Written by Paul Clammer
Art lovers are in for a treat on a visit to Haiti. From the country’s museums and the boutiques of upmarket Petionville, to the capital’s streets busy with brightly decorated public transport and open-air galleries full of colourful canvases, or the artisanal workshops of Jacmel and Croix des Bouquets, art is everywhere to be found… and sometimes in the most unexpected of places.
Here are seven ‘arty’ things to look out for on your next trip.
Carnival masks
© Experience Haiti
Pretty much wherever you go in Jacmel, you’ll be offered art and handicrafts to buy. The most striking creations by some degree are the huge papier-mâché Carnival masks, animal and monster heads in the brightest of colours.
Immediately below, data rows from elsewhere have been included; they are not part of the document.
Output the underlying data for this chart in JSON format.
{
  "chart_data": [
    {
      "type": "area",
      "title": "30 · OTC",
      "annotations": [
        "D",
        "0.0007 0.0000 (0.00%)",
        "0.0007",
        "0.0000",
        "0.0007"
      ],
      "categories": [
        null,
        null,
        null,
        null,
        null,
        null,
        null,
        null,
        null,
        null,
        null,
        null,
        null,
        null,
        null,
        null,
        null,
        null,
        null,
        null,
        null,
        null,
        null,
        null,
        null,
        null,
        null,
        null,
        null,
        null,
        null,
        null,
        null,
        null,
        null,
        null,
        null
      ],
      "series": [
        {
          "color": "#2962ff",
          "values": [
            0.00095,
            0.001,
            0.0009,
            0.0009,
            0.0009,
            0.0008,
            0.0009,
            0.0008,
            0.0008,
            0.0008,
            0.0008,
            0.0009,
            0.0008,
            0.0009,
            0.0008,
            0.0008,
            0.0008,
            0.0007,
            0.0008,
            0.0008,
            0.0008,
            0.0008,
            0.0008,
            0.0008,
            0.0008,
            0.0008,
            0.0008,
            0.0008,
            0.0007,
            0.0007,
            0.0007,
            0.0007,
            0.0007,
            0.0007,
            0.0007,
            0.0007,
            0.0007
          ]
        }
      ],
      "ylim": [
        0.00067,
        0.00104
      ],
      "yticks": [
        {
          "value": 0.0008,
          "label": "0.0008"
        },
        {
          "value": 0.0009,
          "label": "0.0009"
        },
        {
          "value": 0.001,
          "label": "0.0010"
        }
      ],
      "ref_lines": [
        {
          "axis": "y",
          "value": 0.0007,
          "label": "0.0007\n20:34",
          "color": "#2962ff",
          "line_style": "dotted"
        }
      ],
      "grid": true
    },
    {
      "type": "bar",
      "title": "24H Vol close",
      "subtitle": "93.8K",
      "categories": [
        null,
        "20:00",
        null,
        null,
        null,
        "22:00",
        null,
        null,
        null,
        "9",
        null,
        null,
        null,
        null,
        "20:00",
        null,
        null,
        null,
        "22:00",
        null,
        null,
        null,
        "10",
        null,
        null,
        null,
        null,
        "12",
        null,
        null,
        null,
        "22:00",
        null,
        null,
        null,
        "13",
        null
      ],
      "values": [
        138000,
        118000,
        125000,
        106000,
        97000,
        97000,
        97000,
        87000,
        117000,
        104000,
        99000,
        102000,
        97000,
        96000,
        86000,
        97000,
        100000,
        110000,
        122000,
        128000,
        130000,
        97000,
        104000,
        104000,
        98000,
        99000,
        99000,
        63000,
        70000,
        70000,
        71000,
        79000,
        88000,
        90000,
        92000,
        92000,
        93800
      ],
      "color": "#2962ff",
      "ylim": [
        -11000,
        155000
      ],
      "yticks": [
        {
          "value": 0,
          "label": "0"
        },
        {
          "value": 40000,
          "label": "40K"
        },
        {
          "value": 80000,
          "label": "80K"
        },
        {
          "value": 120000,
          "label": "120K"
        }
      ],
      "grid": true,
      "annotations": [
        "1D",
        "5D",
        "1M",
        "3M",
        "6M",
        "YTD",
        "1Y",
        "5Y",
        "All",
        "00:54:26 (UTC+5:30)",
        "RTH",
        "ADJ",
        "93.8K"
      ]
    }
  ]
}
Experience Jacmel can arrange hands-on tours of workshops, where you can learn how to make and paint your own masks. Most of the artisan shops are around rues de Commerce, St Anne and Henry Christophe – the so-called Quartier des Artisans.
Jacmel: City of Mosaics
© Paul Clammer
Since 2010, the face of Jacmel has been slowly transformed by an ever-increasing number of colourful mosaics. They’re the work of the Art Creation Foundation for Children (ACFFC), a local NGO that provides educational opportunities and art classes for marginalised youth in the town. ACFFC is responsible for the mosaics on the seafront boardwalk, but look out for the many others – a tree of life near Rue de Commerce, coffee bushes by a historic coffee warehouse, Catherine Flon stitching the Haitian flag, and the colourful steps leading up to the Manoir Alexandre.
Art of the taptap
A bus in Haiti doesn’t have to be just a bus – it can also be a canvas for great art. Brightly painted taptaps are as Haitian as rum and Vodou. Most forms of public transportation undergo some form of personalisation by their driver, but it’s the taptaps of downtown Port-au-Prince where artistic sensibilities are given their most free rein. Anything and everything can be painted on the body of a bus – from nature scenes to jet planes, hip hop and football stars to bikini girls and the Virgin Mary, or striking geometric patterns. Once you’ve seen them you won’t want to drive in a plain minibus ever again!
Vodou flags
Vodou has been the well-spring of Haitian arts, but none is presented with such bling as Vodou flags (drapo), creations that have broken free of the Vodou temple to become works of art in and of themselves. Paraded during Vodou ceremonies, the flags are usually decorated with the sacred vèvè symbols of the lwa, often complemented with images of their saintly Catholic counterparts. At one time painted or simply embroidered, these days the flags dazzle with thousands of beads and sequins. You can buy drapo in most art galleries in Port-au-Prince, with prices reflecting the amount of detailed work involved.
Fer Decoupé
© Experience Haiti
Sculpture is another important artistic tradition in Haiti, most notably the intricate flat metal sculptures of Croix des Bouquets, known as fer decoupé. The artisans there keep their workshops in the district of Noailles, where the air positively rings with the sound of hammers on metal. Visitors are welcome, and there’s no hustle to buy – but resisting temptation is another thing entirely!
Graffiti
© Louise Rivard
Alongside a multitude of fading electoral posters, on every other wall a litany of graffiti slogans supports or condemns various political figures. One graffiti artist – Jerry Rosembert, better known simply as Jerry – has managed to transcend the sloganeering. Somewhat inevitably dubbed ‘the Haitian Banksy’, he has been tagging walls in Port-au-Prince since 2002, becoming more widely known in 2009 with a series of cartoon portraits memorialising the singer Michael Jackson. Aiming at an often illiterate audience, Jerry’s art also makes sharper political points and seeks to inspire other artists to add their own creations to the walls of the city. Keep your eyes out and your camera ready – once you’ve seen one, you’ll probably want to photograph them all!
Grand Rue Artists
The artists of Grand Rue, also known by their collective name Atis-Rezistans, produce art of the most incredible visual potency. Living and working in a part of Port-au-Prince surrounded by auto workshops, hemmed in by the backwash of uncontrolled urbanisation, they have turned their surroundings into art, scavenging car parts, old wood, TV sets – anything – to reinterpret Haitian culture for the 21st century and recreate their own identities and community. Vibrant Vodou spirits of life, death and sex all figure prominently, often topped off with real human skulls (or dolls’ heads). To find the artists, look for the hard-to-miss 8-m tall sculpture of the Vodou lwa Papa Legba, made from an old truck chassis, on Grand Rue.